Hi @Mirri, although on the face of it your sample data and required results looks like a “pivot” transformation, the Pivot node cannot be directly used here without some additional assistance.
The reason for this is that the pivot needs to know what your new column names will need to be, based on attribute values from your data.
I’ll try to explain this here by way of your example.
Your original data set simply has EmployeeID and an address, but (ignoring the inbuilt Row ID) there is no “key” to your data, that identifies a row uniquely for a given address. In effect you are wanting to break your data up into “Address_1”, “Address_2”… “Address_n” but the identification of which address is which, is not indicated in your data set.
We can see that implicitly your data is as follows:

and if it were in this form, then Pivot could work, because it would be able to identify the different addresses using “AddressKey”. You would be able to “pivot your data around AddressKey”.
Specifically… if your data were in this format, you would be able to Pivot it by telling the Pivoting node to :
(1) “group by EmployeeID”
(2) “Pivot around AddressKey” (this is the “Pivots” tab)
(3) And Aggregate the addresses. (As you simply want to take each individual address and put it into its individual output column according to the “AddressKey” I can choose to simply take the “first” address for each Employee/AddressKey combination, as together, this returns only a single address)
This would then produce the desired result:

HOWEVER…
Of course your data doesn’t have this “AddressKey”, so for this to work, you would need to create it.

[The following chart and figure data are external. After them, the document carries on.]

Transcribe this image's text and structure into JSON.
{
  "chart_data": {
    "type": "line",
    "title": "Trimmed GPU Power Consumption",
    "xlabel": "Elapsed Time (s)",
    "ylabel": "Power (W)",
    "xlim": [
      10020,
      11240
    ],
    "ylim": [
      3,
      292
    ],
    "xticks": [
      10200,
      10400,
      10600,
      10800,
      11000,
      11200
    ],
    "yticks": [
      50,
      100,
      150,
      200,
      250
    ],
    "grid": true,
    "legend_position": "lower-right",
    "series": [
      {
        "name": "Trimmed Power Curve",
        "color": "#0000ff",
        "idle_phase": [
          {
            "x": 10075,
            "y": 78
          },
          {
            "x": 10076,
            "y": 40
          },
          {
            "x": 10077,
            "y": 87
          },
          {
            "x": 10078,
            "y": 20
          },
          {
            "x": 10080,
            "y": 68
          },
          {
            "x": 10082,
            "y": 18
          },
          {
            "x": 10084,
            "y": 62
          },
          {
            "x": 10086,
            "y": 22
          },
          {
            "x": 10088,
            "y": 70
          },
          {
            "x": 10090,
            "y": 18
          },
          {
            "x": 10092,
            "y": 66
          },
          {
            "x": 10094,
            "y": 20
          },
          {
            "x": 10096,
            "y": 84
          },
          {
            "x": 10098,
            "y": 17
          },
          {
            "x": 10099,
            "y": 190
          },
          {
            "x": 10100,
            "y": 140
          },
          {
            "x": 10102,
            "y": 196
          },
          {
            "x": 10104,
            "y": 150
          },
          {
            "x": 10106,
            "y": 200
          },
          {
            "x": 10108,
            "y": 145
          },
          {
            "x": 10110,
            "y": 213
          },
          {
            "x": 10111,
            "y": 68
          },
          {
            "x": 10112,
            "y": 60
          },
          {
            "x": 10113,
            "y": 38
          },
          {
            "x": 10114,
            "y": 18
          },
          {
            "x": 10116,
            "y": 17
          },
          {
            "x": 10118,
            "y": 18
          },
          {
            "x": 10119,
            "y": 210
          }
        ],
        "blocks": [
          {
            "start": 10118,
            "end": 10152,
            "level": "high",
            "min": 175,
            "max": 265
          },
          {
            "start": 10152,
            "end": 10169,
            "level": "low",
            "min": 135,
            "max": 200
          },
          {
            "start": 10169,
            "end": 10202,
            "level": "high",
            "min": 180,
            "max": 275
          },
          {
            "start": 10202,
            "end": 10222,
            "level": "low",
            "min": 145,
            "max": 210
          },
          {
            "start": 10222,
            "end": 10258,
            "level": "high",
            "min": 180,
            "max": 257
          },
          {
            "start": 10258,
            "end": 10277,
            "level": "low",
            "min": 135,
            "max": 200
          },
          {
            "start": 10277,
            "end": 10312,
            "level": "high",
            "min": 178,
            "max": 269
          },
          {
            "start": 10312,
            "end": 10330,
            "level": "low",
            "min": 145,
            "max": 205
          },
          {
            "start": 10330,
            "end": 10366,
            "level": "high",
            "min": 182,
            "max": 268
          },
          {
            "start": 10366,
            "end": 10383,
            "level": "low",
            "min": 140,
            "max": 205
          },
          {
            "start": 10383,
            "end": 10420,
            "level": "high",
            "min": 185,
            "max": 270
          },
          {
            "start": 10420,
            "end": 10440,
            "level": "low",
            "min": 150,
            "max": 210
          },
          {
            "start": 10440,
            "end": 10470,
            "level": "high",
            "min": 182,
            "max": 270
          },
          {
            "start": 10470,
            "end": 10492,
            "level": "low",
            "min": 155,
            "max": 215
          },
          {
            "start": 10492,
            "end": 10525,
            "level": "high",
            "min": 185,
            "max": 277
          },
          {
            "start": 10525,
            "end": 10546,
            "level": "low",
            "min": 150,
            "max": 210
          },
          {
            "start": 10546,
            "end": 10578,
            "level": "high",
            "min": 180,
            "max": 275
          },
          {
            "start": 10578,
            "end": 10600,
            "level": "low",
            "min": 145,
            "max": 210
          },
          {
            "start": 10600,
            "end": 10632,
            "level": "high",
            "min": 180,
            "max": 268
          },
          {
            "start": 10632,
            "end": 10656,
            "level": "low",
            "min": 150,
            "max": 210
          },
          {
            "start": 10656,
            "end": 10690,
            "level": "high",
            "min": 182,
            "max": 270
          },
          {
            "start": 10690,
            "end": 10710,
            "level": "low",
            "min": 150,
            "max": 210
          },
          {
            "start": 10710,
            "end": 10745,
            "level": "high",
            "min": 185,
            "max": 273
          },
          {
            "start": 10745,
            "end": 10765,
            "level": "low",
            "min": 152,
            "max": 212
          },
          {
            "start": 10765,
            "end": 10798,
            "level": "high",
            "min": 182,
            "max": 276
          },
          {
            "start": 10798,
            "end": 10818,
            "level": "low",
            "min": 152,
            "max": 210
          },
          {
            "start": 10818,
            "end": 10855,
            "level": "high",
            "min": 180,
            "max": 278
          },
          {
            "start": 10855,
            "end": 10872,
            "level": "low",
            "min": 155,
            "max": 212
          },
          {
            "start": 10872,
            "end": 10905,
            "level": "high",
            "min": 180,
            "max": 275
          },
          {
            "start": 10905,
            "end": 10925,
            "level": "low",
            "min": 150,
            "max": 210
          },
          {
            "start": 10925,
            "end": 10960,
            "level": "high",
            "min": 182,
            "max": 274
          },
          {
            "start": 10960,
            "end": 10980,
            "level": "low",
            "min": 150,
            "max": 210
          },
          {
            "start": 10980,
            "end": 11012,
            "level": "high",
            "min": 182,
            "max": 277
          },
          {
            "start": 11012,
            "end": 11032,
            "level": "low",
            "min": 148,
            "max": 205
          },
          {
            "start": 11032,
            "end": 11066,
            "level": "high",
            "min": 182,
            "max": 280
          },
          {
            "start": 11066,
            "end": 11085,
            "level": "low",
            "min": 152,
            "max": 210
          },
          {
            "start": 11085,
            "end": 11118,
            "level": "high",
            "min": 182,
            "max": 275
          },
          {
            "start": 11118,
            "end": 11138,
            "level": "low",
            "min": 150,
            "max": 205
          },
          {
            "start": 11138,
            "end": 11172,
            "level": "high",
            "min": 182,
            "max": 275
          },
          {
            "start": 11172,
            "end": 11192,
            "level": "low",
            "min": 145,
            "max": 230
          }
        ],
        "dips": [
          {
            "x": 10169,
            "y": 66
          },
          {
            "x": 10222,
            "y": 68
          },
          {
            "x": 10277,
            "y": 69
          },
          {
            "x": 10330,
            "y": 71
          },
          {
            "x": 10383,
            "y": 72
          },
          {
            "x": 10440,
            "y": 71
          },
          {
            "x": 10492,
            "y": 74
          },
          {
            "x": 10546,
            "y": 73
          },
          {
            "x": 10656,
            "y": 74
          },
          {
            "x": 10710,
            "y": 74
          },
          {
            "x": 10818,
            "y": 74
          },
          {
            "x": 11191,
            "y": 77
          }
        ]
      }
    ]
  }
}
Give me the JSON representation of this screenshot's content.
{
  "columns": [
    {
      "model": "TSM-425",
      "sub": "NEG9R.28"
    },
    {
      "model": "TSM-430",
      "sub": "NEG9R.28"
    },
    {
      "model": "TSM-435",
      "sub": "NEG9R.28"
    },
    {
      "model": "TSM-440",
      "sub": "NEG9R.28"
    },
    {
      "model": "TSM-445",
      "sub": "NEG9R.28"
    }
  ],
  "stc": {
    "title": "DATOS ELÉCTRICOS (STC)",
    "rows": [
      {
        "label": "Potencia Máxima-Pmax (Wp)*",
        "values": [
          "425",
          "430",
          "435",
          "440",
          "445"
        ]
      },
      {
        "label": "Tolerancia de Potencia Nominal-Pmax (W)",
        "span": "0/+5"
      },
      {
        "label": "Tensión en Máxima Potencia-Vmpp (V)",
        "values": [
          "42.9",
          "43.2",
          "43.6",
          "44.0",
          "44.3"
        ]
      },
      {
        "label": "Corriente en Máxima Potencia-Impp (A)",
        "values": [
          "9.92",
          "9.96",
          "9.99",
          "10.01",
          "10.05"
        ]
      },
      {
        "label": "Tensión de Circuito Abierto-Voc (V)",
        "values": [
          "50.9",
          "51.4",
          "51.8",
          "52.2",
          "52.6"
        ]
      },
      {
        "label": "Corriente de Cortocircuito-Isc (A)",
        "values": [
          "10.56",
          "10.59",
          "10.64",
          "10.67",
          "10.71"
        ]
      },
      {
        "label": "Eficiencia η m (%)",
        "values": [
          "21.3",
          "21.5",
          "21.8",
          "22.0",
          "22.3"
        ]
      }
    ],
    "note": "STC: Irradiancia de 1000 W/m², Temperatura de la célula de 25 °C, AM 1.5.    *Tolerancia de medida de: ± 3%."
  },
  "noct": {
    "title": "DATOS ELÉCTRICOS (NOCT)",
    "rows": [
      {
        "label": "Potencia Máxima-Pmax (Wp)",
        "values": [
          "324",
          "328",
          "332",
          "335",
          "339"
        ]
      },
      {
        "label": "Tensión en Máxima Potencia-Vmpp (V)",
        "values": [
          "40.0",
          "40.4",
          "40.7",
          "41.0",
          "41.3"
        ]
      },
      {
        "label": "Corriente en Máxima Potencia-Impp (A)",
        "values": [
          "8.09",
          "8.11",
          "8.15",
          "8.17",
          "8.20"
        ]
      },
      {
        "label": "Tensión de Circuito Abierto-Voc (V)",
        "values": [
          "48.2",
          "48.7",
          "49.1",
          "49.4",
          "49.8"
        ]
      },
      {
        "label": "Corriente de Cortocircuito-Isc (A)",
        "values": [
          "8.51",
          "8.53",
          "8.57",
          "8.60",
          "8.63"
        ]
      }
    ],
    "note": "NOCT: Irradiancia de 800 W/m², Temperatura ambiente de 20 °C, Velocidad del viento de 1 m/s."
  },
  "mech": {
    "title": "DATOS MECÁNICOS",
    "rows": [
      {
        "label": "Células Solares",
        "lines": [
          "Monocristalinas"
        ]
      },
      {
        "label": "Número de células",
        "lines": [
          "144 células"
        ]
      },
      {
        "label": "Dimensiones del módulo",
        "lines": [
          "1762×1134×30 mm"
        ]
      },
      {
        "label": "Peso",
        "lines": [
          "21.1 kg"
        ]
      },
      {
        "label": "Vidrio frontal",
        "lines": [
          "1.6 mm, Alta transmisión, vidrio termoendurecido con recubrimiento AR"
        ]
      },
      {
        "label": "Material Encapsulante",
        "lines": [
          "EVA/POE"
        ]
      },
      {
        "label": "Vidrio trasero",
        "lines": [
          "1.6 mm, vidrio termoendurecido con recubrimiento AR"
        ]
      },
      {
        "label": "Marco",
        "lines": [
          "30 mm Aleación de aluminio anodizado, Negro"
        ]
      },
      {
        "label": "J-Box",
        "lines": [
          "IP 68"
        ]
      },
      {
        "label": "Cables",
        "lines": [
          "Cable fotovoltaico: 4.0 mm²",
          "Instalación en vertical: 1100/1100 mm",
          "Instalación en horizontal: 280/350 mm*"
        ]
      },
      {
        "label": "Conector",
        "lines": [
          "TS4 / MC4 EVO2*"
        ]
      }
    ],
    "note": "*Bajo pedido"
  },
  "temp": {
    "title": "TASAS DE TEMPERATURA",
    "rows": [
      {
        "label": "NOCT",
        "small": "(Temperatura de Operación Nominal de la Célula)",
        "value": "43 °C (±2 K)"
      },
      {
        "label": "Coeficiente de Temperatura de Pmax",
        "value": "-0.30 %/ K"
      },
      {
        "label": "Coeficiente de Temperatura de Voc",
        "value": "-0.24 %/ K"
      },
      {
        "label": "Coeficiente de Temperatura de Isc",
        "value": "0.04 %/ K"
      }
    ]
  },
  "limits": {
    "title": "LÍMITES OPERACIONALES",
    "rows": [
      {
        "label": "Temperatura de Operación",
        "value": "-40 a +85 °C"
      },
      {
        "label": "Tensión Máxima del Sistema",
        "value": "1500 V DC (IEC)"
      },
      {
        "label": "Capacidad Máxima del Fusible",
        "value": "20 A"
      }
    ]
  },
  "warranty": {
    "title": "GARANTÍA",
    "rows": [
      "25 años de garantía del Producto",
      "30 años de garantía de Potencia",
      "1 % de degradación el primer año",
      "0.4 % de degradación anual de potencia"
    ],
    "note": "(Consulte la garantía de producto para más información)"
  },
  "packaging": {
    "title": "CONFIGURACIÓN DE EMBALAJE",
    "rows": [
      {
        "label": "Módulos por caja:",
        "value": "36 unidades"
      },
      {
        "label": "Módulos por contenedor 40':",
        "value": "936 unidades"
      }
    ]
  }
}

One way of doing this would be using the Rank node and a String Manipulation.
I’ve borrowed @bruno29a 's flow here to use as the example data:

Ranking addresses in order of appearance within EmployeeID using the following config:
followed by a String Manipulation to create the AddressKey “Address_n”
returns the following dataset:

As you can see, we now have the required columns to enable the use of Pivoting. We can discard rank (simply by not including it in the Pivoting node config) and “pivot around” AddressKey as described above, and the output is as follows:

If we extend the sample data slightly:

You can see that the output extends:
In this case, pivoting has not saved on the number of nodes used compared with @bruno29a 's example, and of course either method can be used effectively (although you may have to change the choice of delimiter character used by Group By and Cell Splitter if your data sets contains the chosen character e.g. commas !). Hopefully this might help a little in understanding how Pivoting can be made to work for you.